Islam has a strong jaw line and deep dark eyes. Light coming through holes in the home’s tin roof reflects on his full head of black hair, which he wears stylishly long in the front and brushed to one side. After the first year of marriage, he says, Hasina got better at following directions and doing what she was told.
It has been about two years since they got married and had their first sexual encounter, and a bump is evident under Hasina’s sari. The 15-year-old with a heart-shaped, delicate face who walks around her village barefoot like the other children says she was happy to get pregnant. She thought it would make her an adult.
“When women bear a child they get respect,” she says.
After chatting with us, Hasina goes to a small clinic set up in the village by the Centre for North East Studies and Policy Research. The organization, which receives support from the government, sends boats equipped with doctors, nurses and medical supplies to villages on the Brahmaputra to provide basic medical care. For many of the villagers — including Hasina — the boats provide them their first ever health care.
A nurse sits on a plastic chair in front of a bamboo home and asks Hasina questions about her background and pregnancy as children from the village gather around to watch. The antenatal checkup is Hasina’s first visit with a medical professional. The boats had come a month earlier, but Hasina had not come to the clinic because her in-law’s thatch-roof home is across a small stream, three kilometers away. Hasina says she has a government-sponsored community health volunteer, called an Accredited Social Health Activist (ASHA), but the ASHA worker had not told her about the boat clinic.

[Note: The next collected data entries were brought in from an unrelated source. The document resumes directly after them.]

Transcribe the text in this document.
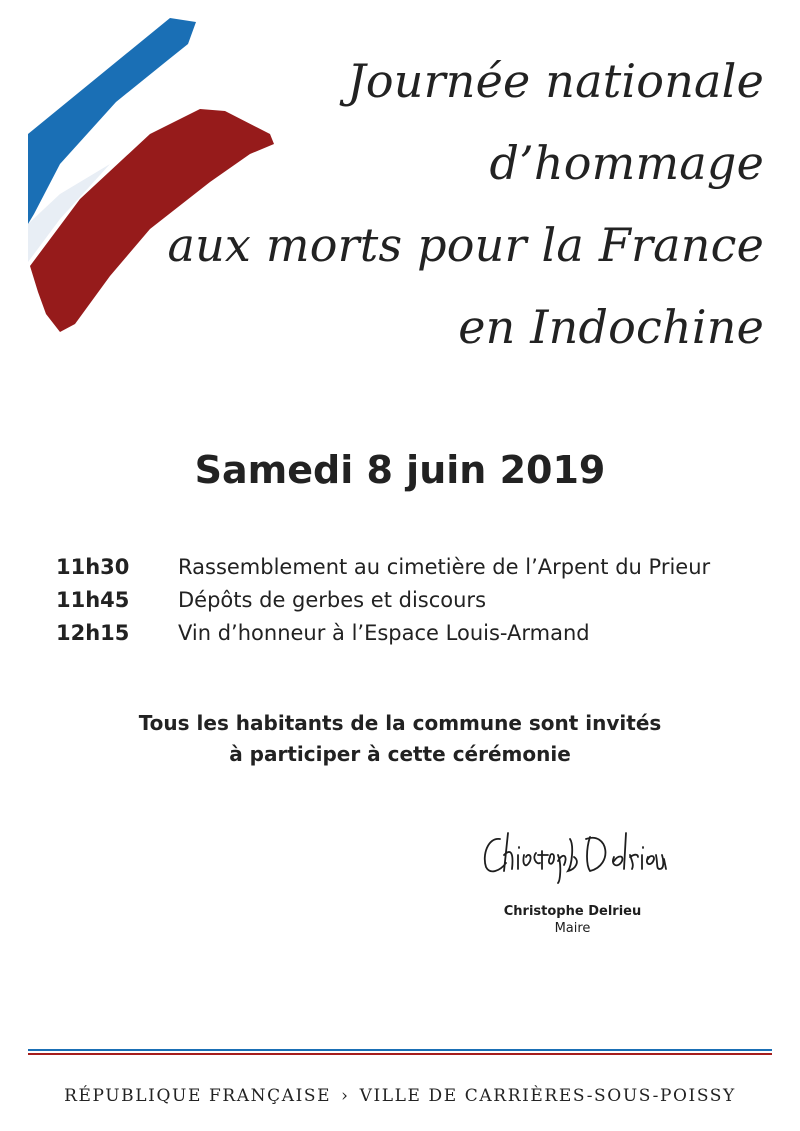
Journée nationale
d’hommage
aux morts pour la France
en Indochine
Samedi 8 juin 2019
11h30	Rassemblement au cimetière de l’Arpent du Prieur
11h45	Dépôts de gerbes et discours
12h15	Vin d’honneur à l’Espace Louis-Armand
Tous les habitants de la commune sont invités
à participer à cette cérémonie
Christophe Delrieu
Maire
RÉPUBLIQUE FRANÇAISE › VILLE DE CARRIÈRES-SOUS-POISSY
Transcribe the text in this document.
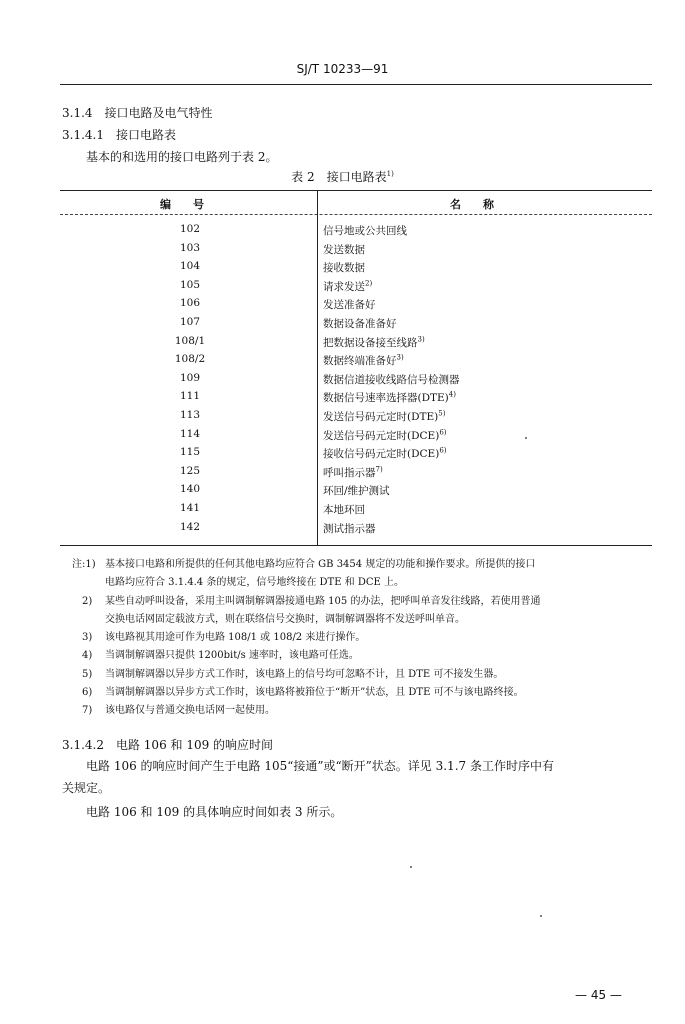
SJ/T 10233—91
3.1.4　接口电路及电气特性
3.1.4.1　接口电路表
基本的和选用的接口电路列于表 2。
表 2　接口电路表$^{1)}$
编　　号	名　　称
102	信号地或公共回线
103	发送数据
104	接收数据
105	请求发送$^{2)}$
106	发送准备好
107	数据设备准备好
108/1	把数据设备接至线路$^{3)}$
108/2	数据终端准备好$^{3)}$
109	数据信道接收线路信号检测器
111	数据信号速率选择器(DTE)$^{4)}$
113	发送信号码元定时(DTE)$^{5)}$
114	发送信号码元定时(DCE)$^{6)}$
115	接收信号码元定时(DCE)$^{6)}$
125	呼叫指示器$^{7)}$
140	环回/维护测试
141	本地环回
142	测试指示器
注:1) 基本接口电路和所提供的任何其他电路均应符合 GB 3454 规定的功能和操作要求。所提供的接口
电路均应符合 3.1.4.4 条的规定，信号地终接在 DTE 和 DCE 上。
2) 某些自动呼叫设备，采用主叫调制解调器接通电路 105 的办法，把呼叫单音发往线路，若使用普通
交换电话网固定载波方式，则在联络信号交换时，调制解调器将不发送呼叫单音。
3) 该电路视其用途可作为电路 108/1 或 108/2 来进行操作。
4) 当调制解调器只提供 1200bit/s 速率时，该电路可任选。
5) 当调制解调器以异步方式工作时，该电路上的信号均可忽略不计，且 DTE 可不接发生器。
6) 当调制解调器以异步方式工作时，该电路将被箝位于“断开”状态，且 DTE 可不与该电路终接。
7) 该电路仅与普通交换电话网一起使用。
3.1.4.2　电路 106 和 109 的响应时间
电路 106 的响应时间产生于电路 105“接通”或“断开”状态。详见 3.1.7 条工作时序中有
关规定。
电路 106 和 109 的具体响应时间如表 3 所示。
— 45 —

The nurse examines Hasina and discovers that the girl, like 73 percent of pregnant women in Assam, is anemic. Her hemoglobin level, which should be at least 11 grams per deciliter, is 6.4. Such severe anemia is a result of chronic malnutrition, say doctors from the boat clinic. The nurse gives her extra iron and folic acid tablets.
When pregnant women are anemic, they are at greater risk of premature delivery, having a low-weight baby, falling sick from infectious disease and dying during childbirth. If anemic women or girls like Hasina have a complication such as a hemorrhage and do not have access to emergency obstetric care, they face the threat of bleeding to death.

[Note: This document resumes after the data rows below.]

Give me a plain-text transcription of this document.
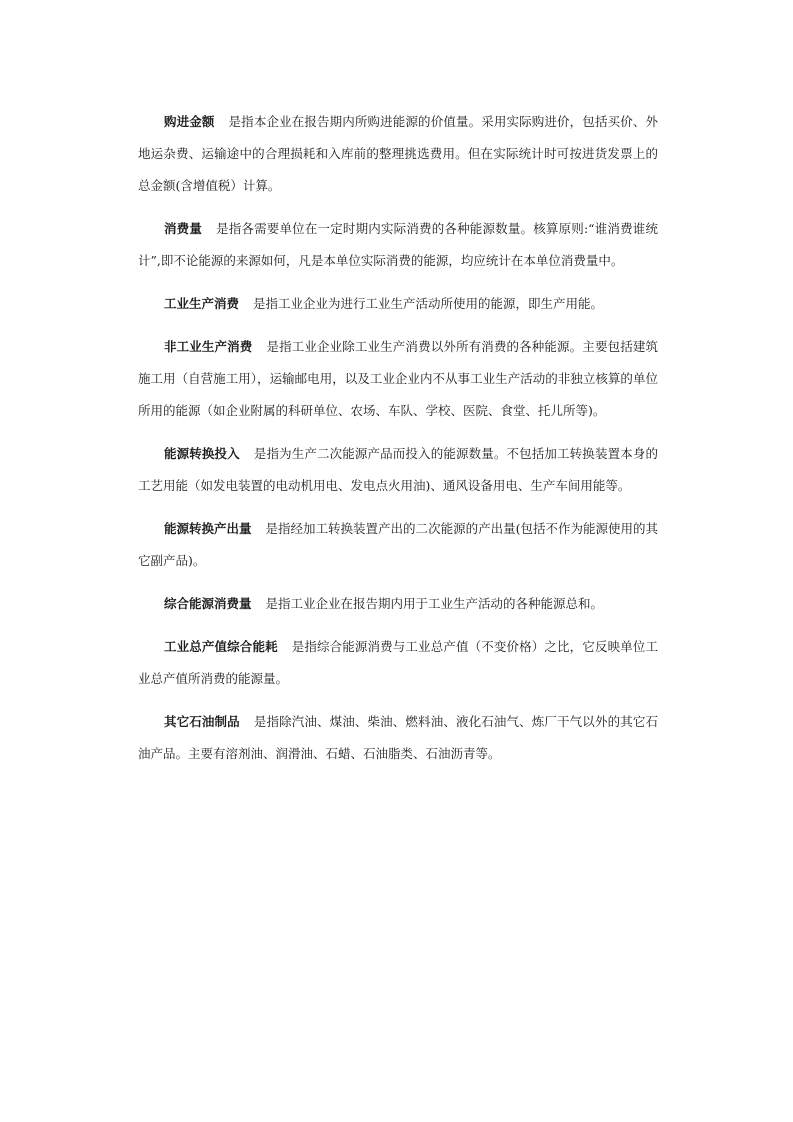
购进金额 是指本企业在报告期内所购进能源的价值量。采用实际购进价，包括买价、外地运杂费、运输途中的合理损耗和入库前的整理挑选费用。但在实际统计时可按进货发票上的总金额(含增值税）计算。

消费量 是指各需要单位在一定时期内实际消费的各种能源数量。核算原则:“谁消费谁统计”,即不论能源的来源如何，凡是本单位实际消费的能源，均应统计在本单位消费量中。

工业生产消费 是指工业企业为进行工业生产活动所使用的能源，即生产用能。

非工业生产消费 是指工业企业除工业生产消费以外所有消费的各种能源。主要包括建筑施工用（自营施工用），运输邮电用，以及工业企业内不从事工业生产活动的非独立核算的单位所用的能源（如企业附属的科研单位、农场、车队、学校、医院、食堂、托儿所等)。

能源转换投入 是指为生产二次能源产品而投入的能源数量。不包括加工转换装置本身的工艺用能（如发电装置的电动机用电、发电点火用油)、通风设备用电、生产车间用能等。

能源转换产出量 是指经加工转换装置产出的二次能源的产出量(包括不作为能源使用的其它副产品)。

综合能源消费量 是指工业企业在报告期内用于工业生产活动的各种能源总和。

工业总产值综合能耗 是指综合能源消费与工业总产值（不变价格）之比，它反映单位工业总产值所消费的能源量。

其它石油制品 是指除汽油、煤油、柴油、燃料油、液化石油气、炼厂干气以外的其它石油产品。主要有溶剂油、润滑油、石蜡、石油脂类、石油沥青等。
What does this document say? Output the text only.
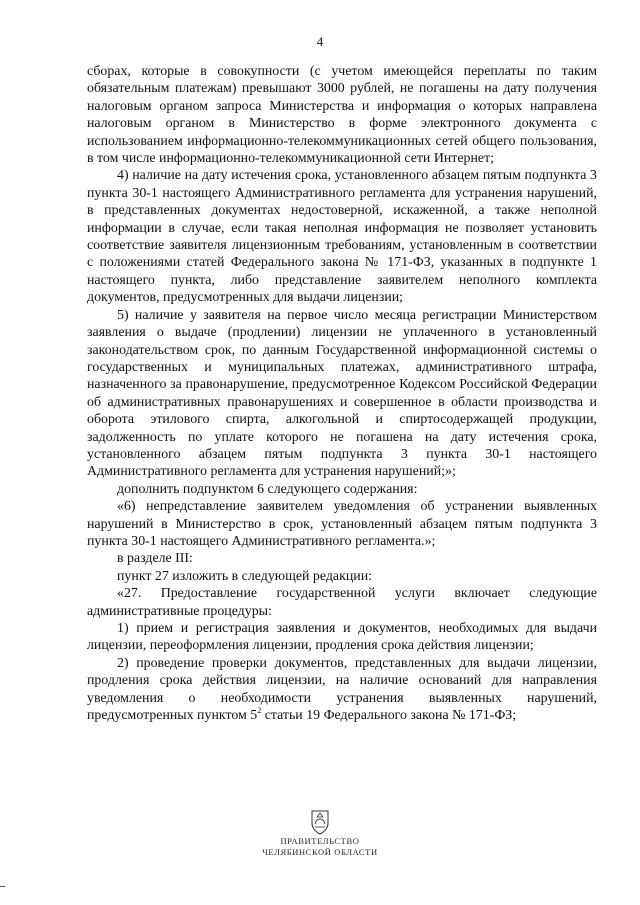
4

сборах, которые в совокупности (с учетом имеющейся переплаты по таким обязательным платежам) превышают 3000 рублей, не погашены на дату получения налоговым органом запроса Министерства и информация о которых направлена налоговым органом в Министерство в форме электронного документа с использованием информационно-телекоммуникационных сетей общего пользования, в том числе информационно-телекоммуникационной сети Интернет;

4) наличие на дату истечения срока, установленного абзацем пятым подпункта 3 пункта 30-1 настоящего Административного регламента для устранения нарушений, в представленных документах недостоверной, искаженной, а также неполной информации в случае, если такая неполная информация не позволяет установить соответствие заявителя лицензионным требованиям, установленным в соответствии с положениями статей Федерального закона № 171-ФЗ, указанных в подпункте 1 настоящего пункта, либо представление заявителем неполного комплекта документов, предусмотренных для выдачи лицензии;

5) наличие у заявителя на первое число месяца регистрации Министерством заявления о выдаче (продлении) лицензии не уплаченного в установленный законодательством срок, по данным Государственной информационной системы о государственных и муниципальных платежах, административного штрафа, назначенного за правонарушение, предусмотренное Кодексом Российской Федерации об административных правонарушениях и совершенное в области производства и оборота этилового спирта, алкогольной и спиртосодержащей продукции, задолженность по уплате которого не погашена на дату истечения срока, установленного абзацем пятым подпункта 3 пункта 30-1 настоящего Административного регламента для устранения нарушений;»;

дополнить подпунктом 6 следующего содержания:

«6) непредставление заявителем уведомления об устранении выявленных нарушений в Министерство в срок, установленный абзацем пятым подпункта 3 пункта 30-1 настоящего Административного регламента.»;

в разделе III:

пункт 27 изложить в следующей редакции:

«27. Предоставление государственной услуги включает следующие административные процедуры:

1) прием и регистрация заявления и документов, необходимых для выдачи лицензии, переоформления лицензии, продления срока действия лицензии;

2) проведение проверки документов, представленных для выдачи лицензии, продления срока действия лицензии, на наличие оснований для направления уведомления о необходимости устранения выявленных нарушений, предусмотренных пунктом $5^2$ статьи 19 Федерального закона № 171-ФЗ;

ПРАВИТЕЛЬСТВО
ЧЕЛЯБИНСКОЙ ОБЛАСТИ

Hasina says that when she goes into labor, she will stay home rather than give birth in a medical facility. She knows she would receive 1,400 rupees ($30) from the government to give birth in an institution, but she says it would cost about 1,500 rupees to take a boat and then public transportation to get to the primary health center on the mainland plus to pay for some of the medications. The government’s National Rural Health Mission helps defray some of the costs of transportation, but Hasina says its not enough to make the trip worth it for her.
She also does not want to go to a health center because she does not want to be seen naked by male doctors, she says.

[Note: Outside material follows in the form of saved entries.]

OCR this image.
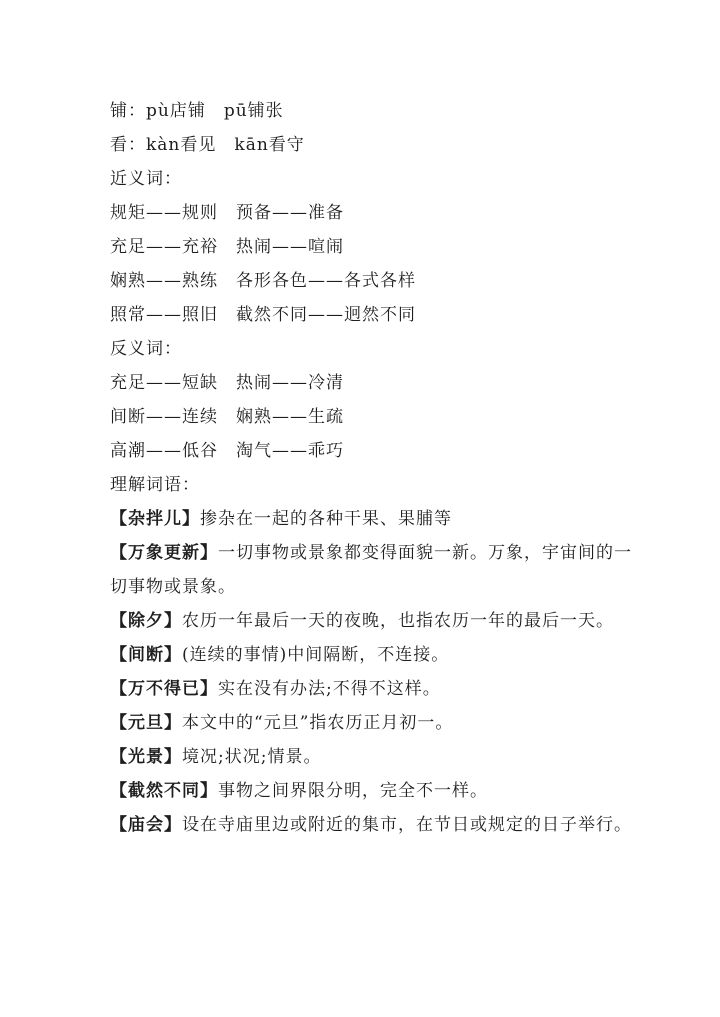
铺：pù店铺 pū铺张
看：kàn看见 kān看守
近义词：
规矩——规则 预备——准备
充足——充裕 热闹——喧闹
娴熟——熟练 各形各色——各式各样
照常——照旧 截然不同——迥然不同
反义词：
充足——短缺 热闹——冷清
间断——连续 娴熟——生疏
高潮——低谷 淘气——乖巧
理解词语：
【杂拌儿】掺杂在一起的各种干果、果脯等
【万象更新】一切事物或景象都变得面貌一新。万象，宇宙间的一切事物或景象。
【除夕】农历一年最后一天的夜晚，也指农历一年的最后一天。
【间断】(连续的事情)中间隔断，不连接。
【万不得已】实在没有办法;不得不这样。
【元旦】本文中的“元旦”指农历正月初一。
【光景】境况;状况;情景。
【截然不同】事物之间界限分明，完全不一样。
【庙会】设在寺庙里边或附近的集市，在节日或规定的日子举行。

And finally and perhaps most importantly, Hasina says Islam wants her to give birth at home.
“Home is better,” she says.
The nurse scolds Hasina like a parent, asking her what will happen if she has a medical complication and she is in a tiny hut on an island far from any trained medical professionals.
Hasina shrugs and says, “If I die, I die.”
To this young girl, that is life.
This reporting was sponsored by a grant from the Pulitzer Center on Crisis Reporting.